第1章では魯迅の白話翻訳文体が誕生する背景について確認した。魯迅が翻訳を始めたのは1904年頃からと考えられるが、魯迅翻訳文体として特徴的な、白話による極端な直訳文体が誕生するのは1910年代半ばから1920年代中頃にわたる五・四新文化運動期である。これより以前の近代中国における梁啓超、厳復、林紓などの翻訳は、文言(古文)体のうえに作品のストーリーや構成に翻訳者の手が入れられ、原作とはかけ離れたものだった。一方魯迅が白話文体を採る直接のきっかけに、五・四新文化運動の一環としての白話運動があり、これらの背景のもとに魯迅は白話による硬訳文体を選び取った。

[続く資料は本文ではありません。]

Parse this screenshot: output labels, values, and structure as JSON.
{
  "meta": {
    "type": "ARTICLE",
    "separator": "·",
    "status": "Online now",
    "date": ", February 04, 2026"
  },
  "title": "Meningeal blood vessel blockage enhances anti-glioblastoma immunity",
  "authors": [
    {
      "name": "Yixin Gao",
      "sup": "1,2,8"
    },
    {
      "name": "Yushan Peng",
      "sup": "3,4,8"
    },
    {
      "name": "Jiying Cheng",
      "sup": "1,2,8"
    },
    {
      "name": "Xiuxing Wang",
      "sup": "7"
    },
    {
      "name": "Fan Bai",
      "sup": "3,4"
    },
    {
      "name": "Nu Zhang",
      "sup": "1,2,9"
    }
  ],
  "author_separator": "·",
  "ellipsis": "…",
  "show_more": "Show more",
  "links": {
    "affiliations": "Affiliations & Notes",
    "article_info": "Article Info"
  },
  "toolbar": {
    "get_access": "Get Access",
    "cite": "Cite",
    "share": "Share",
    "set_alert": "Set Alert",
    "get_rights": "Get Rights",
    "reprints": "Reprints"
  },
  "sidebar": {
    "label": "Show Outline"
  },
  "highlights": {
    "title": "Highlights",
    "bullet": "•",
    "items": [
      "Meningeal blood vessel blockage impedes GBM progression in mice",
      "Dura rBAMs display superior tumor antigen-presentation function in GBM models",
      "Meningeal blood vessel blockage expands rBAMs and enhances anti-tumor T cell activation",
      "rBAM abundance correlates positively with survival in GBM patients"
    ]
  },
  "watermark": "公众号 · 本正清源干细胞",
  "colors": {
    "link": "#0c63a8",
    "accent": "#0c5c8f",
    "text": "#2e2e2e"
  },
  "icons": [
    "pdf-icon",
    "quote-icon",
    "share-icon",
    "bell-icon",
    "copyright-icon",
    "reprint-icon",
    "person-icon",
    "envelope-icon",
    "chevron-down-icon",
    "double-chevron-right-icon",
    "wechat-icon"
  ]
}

第2章では魯迅の創作文体と翻訳文体を比較しながら、魯迅白話翻訳文体について考察した。第1節では、魯迅が文言で書いた小説「懐旧」と白話で書いた「阿長與山海経」において、同一エピソード部分での文体を比較し、雑感文等の記述と併せて外国語、文言、中国各地の方言といった多様な文体の特徴を取り込み、口語の文体をベースとした簡潔かつ生き生きとした文体を魯迅が創り上げようとしていたと考察した。第2節では魯迅の白話翻訳文体について、魯迅の中で白話創作文体が誕生した頃、魯迅の翻訳文体もまた白話による極端な直訳文体になったが、これは魯迅が原文の表現(動作主の不明示や、文の主題、語順、固有名詞の扱い)を訳文の中に活かすよう努めることで、中国語文にそれら原文に現れた外国のエッセンスを取り入れようとしていたためであると考察した。以上から、第3節では、魯迅の翻訳には五・四文化運動期以前から白話文体があったが、全体的に白話の直訳調に整うのは五・四時期であり、魯迅にとって、この翻訳文学が象徴する外国文学は新しい中国文学のための素材であって、翻訳文体も創作文体のための素材であったと考察した。白話翻訳文体は、新中国文学のための白話創作文体に影響を与えていたと考えられる。

白話文体が誕生したときに、魯迅が自己の翻訳文体に求めたものは、中国固有の文学のための文体との明確に区別された文体だったのではないかと考えられる。しかし魯迅は、自己の硬訳文体が、中国語文としての姿からは決定的に離れてしまうことを自覚しており、もっとよい翻訳があれば、自分の「硬訳」は淘汰されてゆくのが当然であるとも考えていた。魯迅が自身の翻訳文体に、翻訳特有の文体創造への掛け橋としての役割を期待したのであったとすれば、魯迅「硬訳」文体は翻訳文体に対する論争を起こしたことですでに、後世の中国翻訳に十分寄与していたと言えよう。